Tuesday, April 20, 2010

A question about the conic representation of the power function.

My previous blog item discussed how to represent the set

x^5/3 <= t, x>=0

using linear and quadratic cones. Now the book by Ben-Tal and Nemirovski shows how to represent the set

x^p/q <= t , x>=0       (1)

using conic quadratic cones where p and q are integers and p>=q>=1 which much more general than my example of course. Now the method suggested by Ben-Tal and Nemirovsky is not optimal in a complexity sense. Hence, I do not think it leads to the minimal number of quadratic cones. Therefore, a natural question  is: What is the optimal conic quadratic representation of (1)?

Friday, April 16, 2010

Is x raised to the power 5/3 conic quadratic representable?

The set

   x^5/3 <= t, x,t>=0.0 

can be represented by

x^2    <= 2 s t,  s,t >= 0,
u         =     x,
v         =     s, 
z         =     v,
z^2   <= 2fg,  f,g > = 0,
f         =     0.5,
4 g      =     h,
h^2  <=  2uv,  u,v  >= 0.

I will leave it to reader to verify it is correct.

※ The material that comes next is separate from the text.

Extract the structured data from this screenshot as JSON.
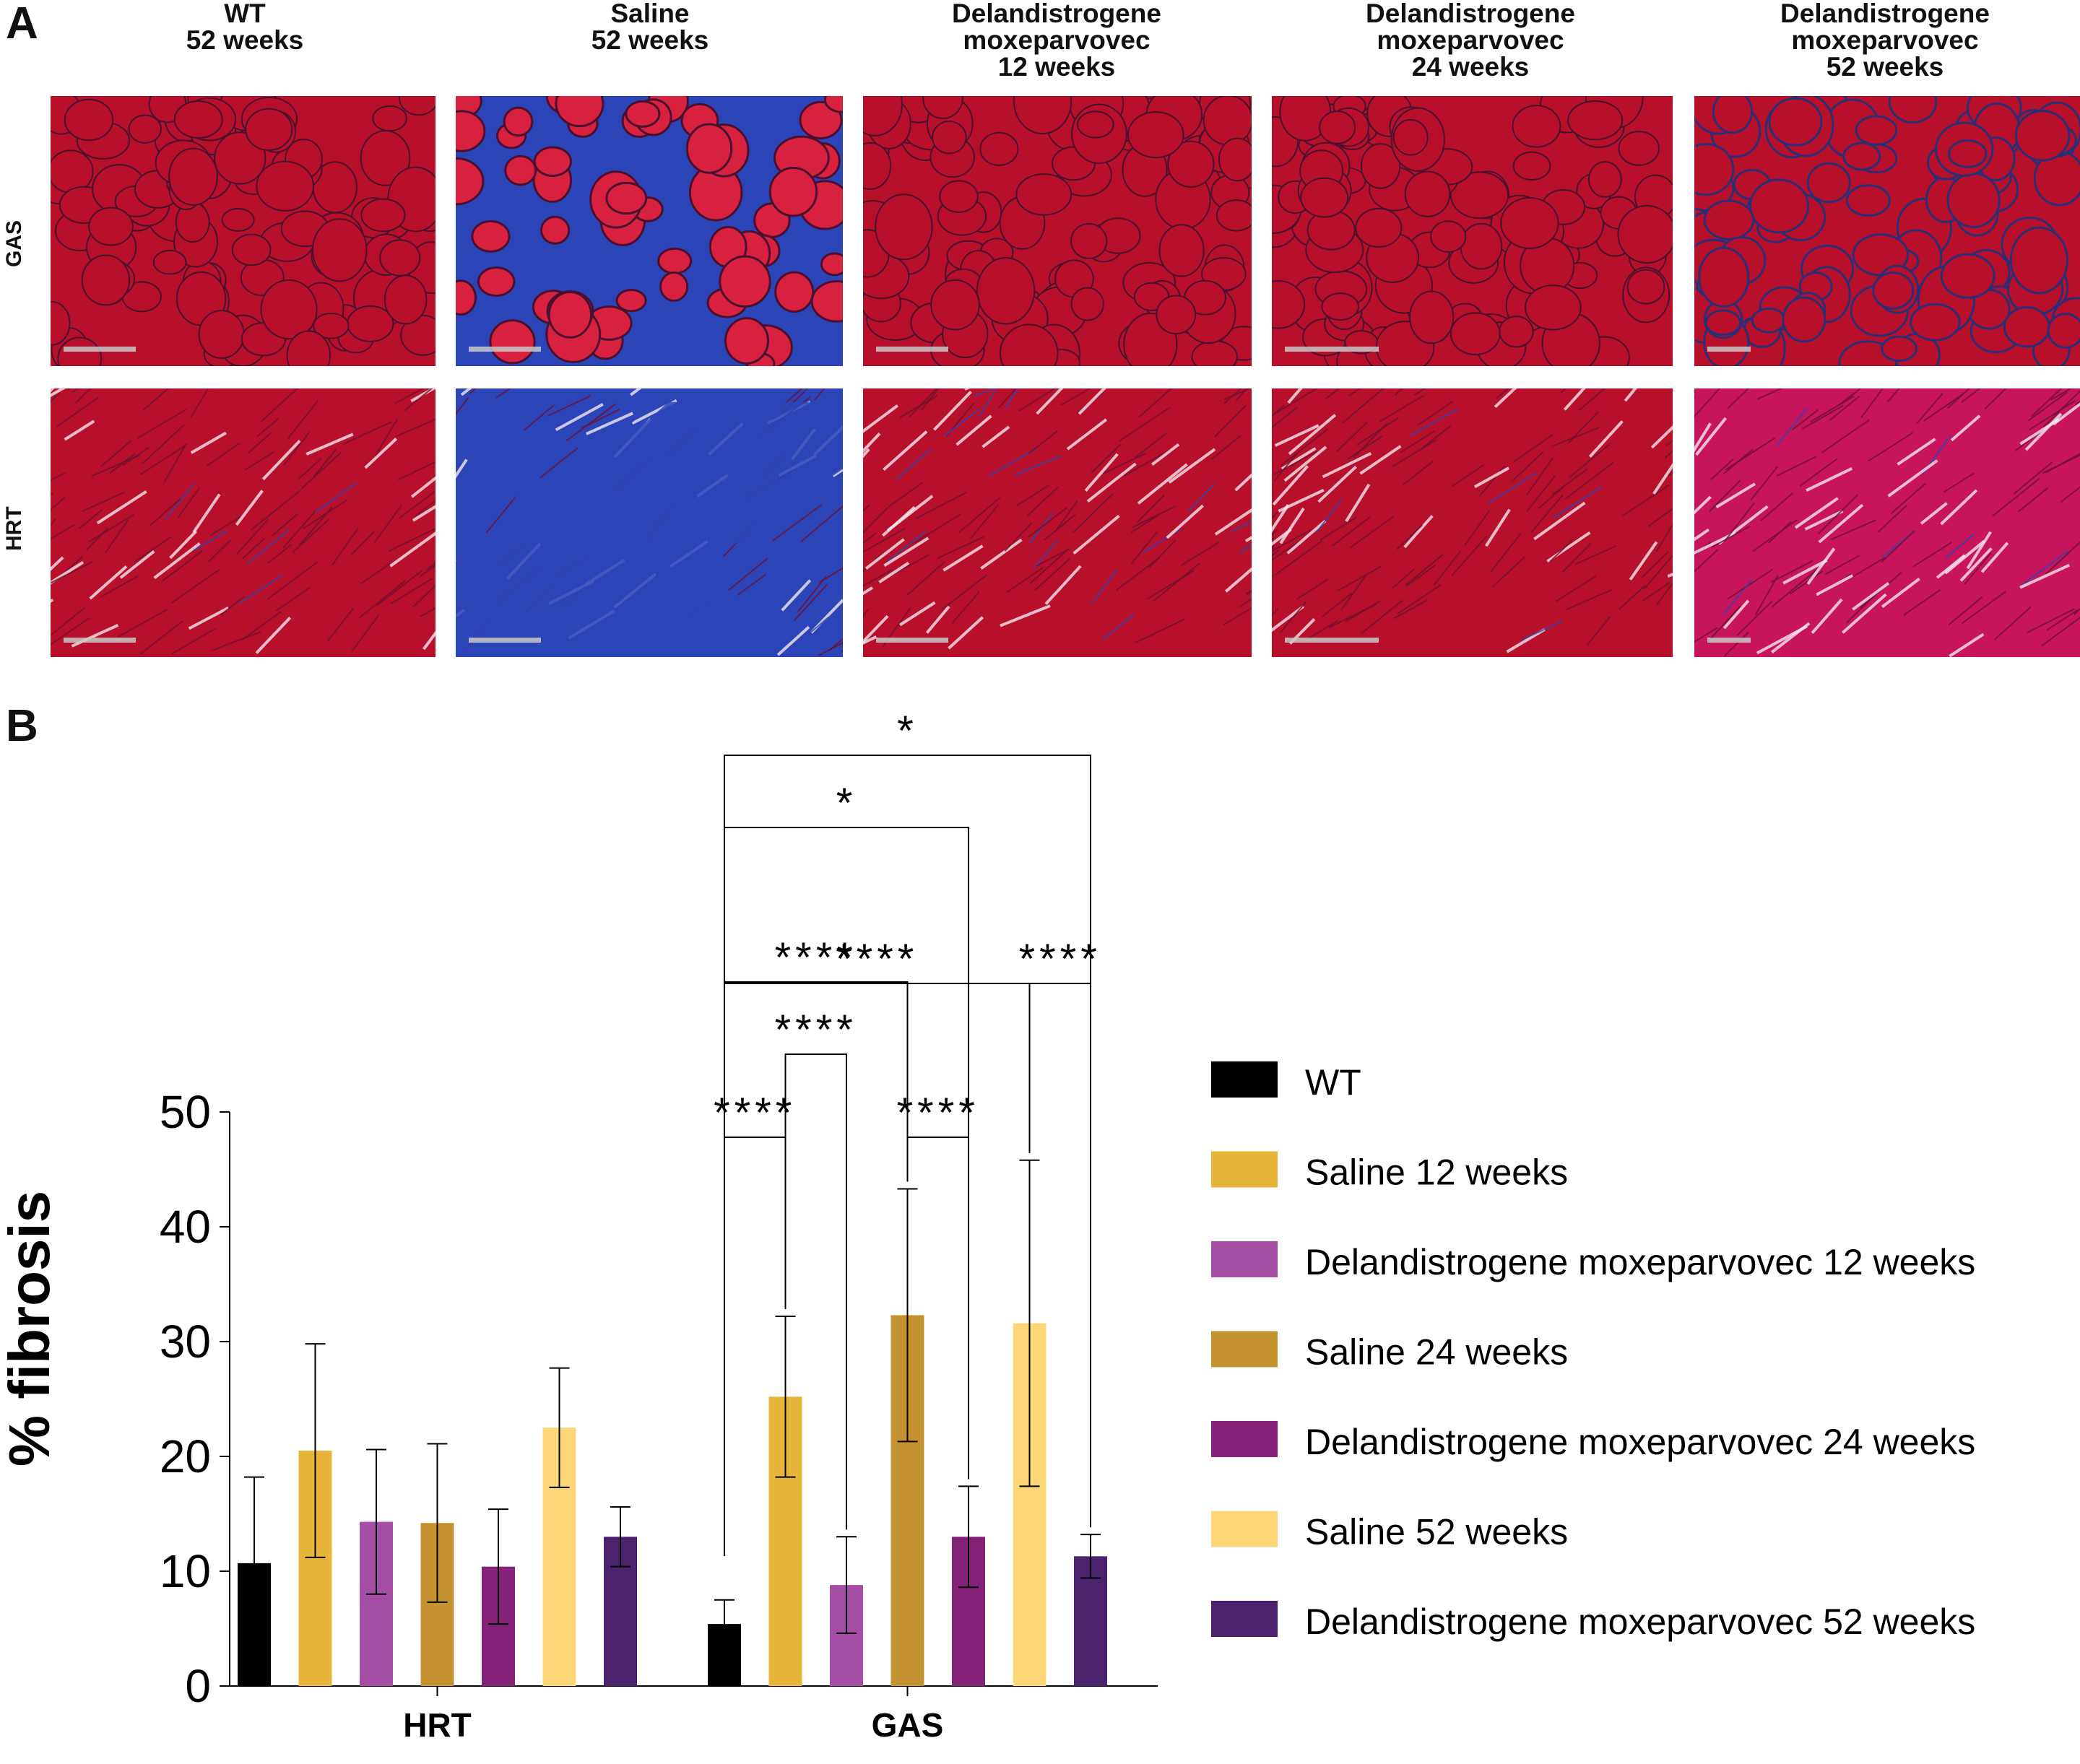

this particular set I have come up over again and again in financial applications. I suppose it has something to do with modeling of transactions costs.

An obvious question is why replace a simple problem but something that looks quite a bit complicated.
However, both in theory and practice the conic quadratic optimization problems is easier to solve then general convex problems.